O maior fornecedor de carnes do grupo é a JBS, responsável sozinha por 80% do abastecimento das lojas do Carrefour, apurou a Folha junto a fontes próximas do frigorífico. Mas a JBS responde por 100% do abastecimento do Atacadão, a principal operação do grupo -o que torna o imbróglio do Carrefour com os frigoríficos brasileiros muito mais uma queda de braço entre o grupo francês e a JBS.
As declarações do CEO mundial do Carrefour, Alexandre Bompard, na última quarta-feira (20) teriam mexido com os ânimos da JBS, o maior produtor mundial de proteína animal, controlado pelos irmãos Joesley e Wesley Batista, dono de marcas como Swift, Friboi, Seara e Maturatta.

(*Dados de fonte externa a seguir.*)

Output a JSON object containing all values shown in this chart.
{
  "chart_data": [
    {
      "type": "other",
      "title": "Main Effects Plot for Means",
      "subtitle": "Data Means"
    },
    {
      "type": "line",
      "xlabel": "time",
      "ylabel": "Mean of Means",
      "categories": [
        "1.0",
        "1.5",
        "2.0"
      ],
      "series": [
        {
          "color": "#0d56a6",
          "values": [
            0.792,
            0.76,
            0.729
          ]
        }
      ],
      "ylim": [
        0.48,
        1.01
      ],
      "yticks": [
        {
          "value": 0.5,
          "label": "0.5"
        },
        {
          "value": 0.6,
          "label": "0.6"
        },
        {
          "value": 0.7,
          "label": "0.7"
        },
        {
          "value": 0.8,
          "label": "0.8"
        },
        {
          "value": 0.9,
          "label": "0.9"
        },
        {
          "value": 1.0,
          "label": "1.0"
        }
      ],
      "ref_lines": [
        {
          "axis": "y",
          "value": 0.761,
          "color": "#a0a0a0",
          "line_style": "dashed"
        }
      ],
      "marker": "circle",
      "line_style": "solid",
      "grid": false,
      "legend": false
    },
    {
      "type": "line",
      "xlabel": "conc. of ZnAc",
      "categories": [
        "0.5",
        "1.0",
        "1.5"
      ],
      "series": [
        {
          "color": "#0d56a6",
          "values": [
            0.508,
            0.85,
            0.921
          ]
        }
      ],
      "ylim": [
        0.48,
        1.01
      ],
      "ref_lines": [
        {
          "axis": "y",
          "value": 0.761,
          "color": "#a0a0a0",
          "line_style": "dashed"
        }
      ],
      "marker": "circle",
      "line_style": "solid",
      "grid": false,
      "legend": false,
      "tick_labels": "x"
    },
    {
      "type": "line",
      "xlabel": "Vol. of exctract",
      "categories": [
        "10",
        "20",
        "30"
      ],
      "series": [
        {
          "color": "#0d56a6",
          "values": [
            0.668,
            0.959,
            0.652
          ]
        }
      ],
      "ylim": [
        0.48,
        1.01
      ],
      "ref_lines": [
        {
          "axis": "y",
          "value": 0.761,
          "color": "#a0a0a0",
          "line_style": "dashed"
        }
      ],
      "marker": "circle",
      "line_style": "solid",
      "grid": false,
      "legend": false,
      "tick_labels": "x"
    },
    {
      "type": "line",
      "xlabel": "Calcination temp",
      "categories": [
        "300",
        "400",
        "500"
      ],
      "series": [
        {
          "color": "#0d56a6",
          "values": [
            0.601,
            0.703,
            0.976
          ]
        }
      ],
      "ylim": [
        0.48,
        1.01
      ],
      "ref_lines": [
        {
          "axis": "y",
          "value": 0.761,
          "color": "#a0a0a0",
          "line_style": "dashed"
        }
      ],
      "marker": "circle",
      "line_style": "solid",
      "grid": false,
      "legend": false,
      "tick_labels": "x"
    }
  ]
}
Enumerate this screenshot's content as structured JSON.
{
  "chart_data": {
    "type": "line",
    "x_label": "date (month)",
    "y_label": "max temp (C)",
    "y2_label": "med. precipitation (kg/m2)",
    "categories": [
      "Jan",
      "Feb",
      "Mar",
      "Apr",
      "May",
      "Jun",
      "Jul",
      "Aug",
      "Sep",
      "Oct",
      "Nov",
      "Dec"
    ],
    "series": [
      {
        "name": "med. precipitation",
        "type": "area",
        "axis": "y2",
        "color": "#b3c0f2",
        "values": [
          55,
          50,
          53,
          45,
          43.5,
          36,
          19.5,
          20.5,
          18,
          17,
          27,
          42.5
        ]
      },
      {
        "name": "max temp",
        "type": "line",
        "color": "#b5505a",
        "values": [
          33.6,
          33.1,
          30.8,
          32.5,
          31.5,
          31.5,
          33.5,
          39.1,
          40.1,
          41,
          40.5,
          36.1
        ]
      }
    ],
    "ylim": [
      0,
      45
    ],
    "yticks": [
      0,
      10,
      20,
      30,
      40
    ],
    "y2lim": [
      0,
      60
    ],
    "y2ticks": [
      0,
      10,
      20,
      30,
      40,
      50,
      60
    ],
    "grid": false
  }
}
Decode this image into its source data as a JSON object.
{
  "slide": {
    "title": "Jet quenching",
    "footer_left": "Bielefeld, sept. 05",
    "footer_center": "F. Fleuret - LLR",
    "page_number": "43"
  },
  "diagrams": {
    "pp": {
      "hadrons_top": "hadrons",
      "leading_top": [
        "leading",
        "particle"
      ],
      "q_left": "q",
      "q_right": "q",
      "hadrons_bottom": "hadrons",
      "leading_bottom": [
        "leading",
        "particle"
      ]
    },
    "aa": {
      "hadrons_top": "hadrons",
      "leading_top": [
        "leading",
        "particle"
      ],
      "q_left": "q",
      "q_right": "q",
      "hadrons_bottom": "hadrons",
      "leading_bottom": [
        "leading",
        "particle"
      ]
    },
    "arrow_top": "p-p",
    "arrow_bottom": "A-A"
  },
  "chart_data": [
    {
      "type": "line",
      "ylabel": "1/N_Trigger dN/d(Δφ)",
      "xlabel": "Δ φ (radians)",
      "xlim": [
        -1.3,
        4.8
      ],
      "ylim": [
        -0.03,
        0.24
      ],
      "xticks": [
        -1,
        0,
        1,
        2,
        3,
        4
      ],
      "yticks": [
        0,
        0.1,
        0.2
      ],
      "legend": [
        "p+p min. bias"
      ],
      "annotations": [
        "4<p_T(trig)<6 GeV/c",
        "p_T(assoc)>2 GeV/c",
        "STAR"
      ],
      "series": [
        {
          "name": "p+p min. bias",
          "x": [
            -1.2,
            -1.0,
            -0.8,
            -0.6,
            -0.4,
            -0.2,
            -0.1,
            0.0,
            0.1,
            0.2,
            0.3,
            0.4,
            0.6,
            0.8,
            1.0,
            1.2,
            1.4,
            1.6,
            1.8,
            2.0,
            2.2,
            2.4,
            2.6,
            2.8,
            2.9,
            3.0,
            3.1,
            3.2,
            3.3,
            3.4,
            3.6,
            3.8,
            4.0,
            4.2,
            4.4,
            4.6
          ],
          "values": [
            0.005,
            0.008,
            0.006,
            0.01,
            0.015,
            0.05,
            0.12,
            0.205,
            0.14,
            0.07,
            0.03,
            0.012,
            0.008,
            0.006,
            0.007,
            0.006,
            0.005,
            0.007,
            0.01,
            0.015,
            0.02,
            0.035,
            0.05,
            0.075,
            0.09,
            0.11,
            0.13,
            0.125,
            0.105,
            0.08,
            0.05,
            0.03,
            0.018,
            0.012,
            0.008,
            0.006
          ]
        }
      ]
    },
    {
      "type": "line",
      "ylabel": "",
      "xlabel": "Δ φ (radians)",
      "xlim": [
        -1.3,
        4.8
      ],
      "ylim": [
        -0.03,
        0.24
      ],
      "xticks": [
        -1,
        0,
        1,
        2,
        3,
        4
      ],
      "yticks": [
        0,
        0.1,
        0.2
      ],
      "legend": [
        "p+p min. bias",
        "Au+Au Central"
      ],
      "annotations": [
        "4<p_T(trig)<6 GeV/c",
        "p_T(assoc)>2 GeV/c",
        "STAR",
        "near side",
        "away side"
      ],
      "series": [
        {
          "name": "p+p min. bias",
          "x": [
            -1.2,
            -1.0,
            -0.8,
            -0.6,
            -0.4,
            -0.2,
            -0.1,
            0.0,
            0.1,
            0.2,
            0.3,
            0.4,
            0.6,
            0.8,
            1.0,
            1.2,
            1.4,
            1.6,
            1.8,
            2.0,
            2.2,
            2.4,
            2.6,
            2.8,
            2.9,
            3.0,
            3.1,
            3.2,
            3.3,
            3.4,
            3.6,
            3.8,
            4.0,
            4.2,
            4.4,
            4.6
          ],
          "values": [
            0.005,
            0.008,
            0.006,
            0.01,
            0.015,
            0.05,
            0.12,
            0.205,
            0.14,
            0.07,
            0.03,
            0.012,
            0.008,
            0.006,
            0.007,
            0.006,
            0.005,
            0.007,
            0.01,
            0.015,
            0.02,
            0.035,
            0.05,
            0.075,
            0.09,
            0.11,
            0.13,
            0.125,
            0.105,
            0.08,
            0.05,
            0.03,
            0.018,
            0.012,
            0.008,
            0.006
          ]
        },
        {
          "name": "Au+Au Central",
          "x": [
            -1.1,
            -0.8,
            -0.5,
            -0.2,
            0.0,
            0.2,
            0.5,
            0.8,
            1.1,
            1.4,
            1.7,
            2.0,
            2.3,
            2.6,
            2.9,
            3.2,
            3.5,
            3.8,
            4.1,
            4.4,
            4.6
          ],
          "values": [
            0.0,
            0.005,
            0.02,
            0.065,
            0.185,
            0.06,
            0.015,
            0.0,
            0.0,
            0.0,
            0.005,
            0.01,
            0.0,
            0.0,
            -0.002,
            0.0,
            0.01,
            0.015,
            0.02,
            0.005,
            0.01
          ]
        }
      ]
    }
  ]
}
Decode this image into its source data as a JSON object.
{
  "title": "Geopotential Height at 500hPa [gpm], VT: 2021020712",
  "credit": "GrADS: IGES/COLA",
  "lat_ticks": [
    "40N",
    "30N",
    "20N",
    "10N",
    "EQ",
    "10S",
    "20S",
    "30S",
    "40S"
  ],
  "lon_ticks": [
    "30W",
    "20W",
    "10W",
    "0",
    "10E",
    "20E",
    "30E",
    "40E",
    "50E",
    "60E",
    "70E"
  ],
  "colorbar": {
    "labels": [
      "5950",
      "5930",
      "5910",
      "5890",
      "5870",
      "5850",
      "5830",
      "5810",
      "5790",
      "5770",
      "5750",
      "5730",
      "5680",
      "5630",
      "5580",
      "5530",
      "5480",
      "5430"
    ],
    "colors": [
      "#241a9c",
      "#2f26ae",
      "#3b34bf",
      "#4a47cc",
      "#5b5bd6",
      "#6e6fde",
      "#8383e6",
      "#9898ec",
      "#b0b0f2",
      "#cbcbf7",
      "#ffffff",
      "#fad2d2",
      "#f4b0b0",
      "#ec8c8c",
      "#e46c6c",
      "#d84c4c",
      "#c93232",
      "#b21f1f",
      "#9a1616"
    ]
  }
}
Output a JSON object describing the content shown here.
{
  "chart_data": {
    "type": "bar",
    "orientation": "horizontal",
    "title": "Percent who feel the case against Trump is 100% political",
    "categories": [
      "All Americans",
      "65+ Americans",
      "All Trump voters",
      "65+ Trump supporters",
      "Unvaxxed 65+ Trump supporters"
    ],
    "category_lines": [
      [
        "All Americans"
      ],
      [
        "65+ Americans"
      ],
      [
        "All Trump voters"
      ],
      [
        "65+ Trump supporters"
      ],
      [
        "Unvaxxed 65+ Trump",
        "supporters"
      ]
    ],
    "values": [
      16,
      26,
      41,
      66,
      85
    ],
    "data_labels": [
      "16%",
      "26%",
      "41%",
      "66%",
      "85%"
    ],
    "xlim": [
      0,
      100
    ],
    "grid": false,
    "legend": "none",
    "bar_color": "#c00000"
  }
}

Segundo fontes próximas ao frigorífico, na sexta (22) houve ordem para que os caminhões da JBS que estivessem em rota para lojas ou centros de distribuição do Carrefour suspendessem as entregas.
O Carrefour tem intensificado a fiscalização sobre os frigoríficos brasileiros, o que levou inclusive à suspensão de 11 fornecedores este ano. No terceiro trimestre, a varejista ampliou o controle socioambiental para compras de carne bovina: antes restrito ao bioma amazônico, passou a controlar a origem da carne dos demais biomas brasileiros.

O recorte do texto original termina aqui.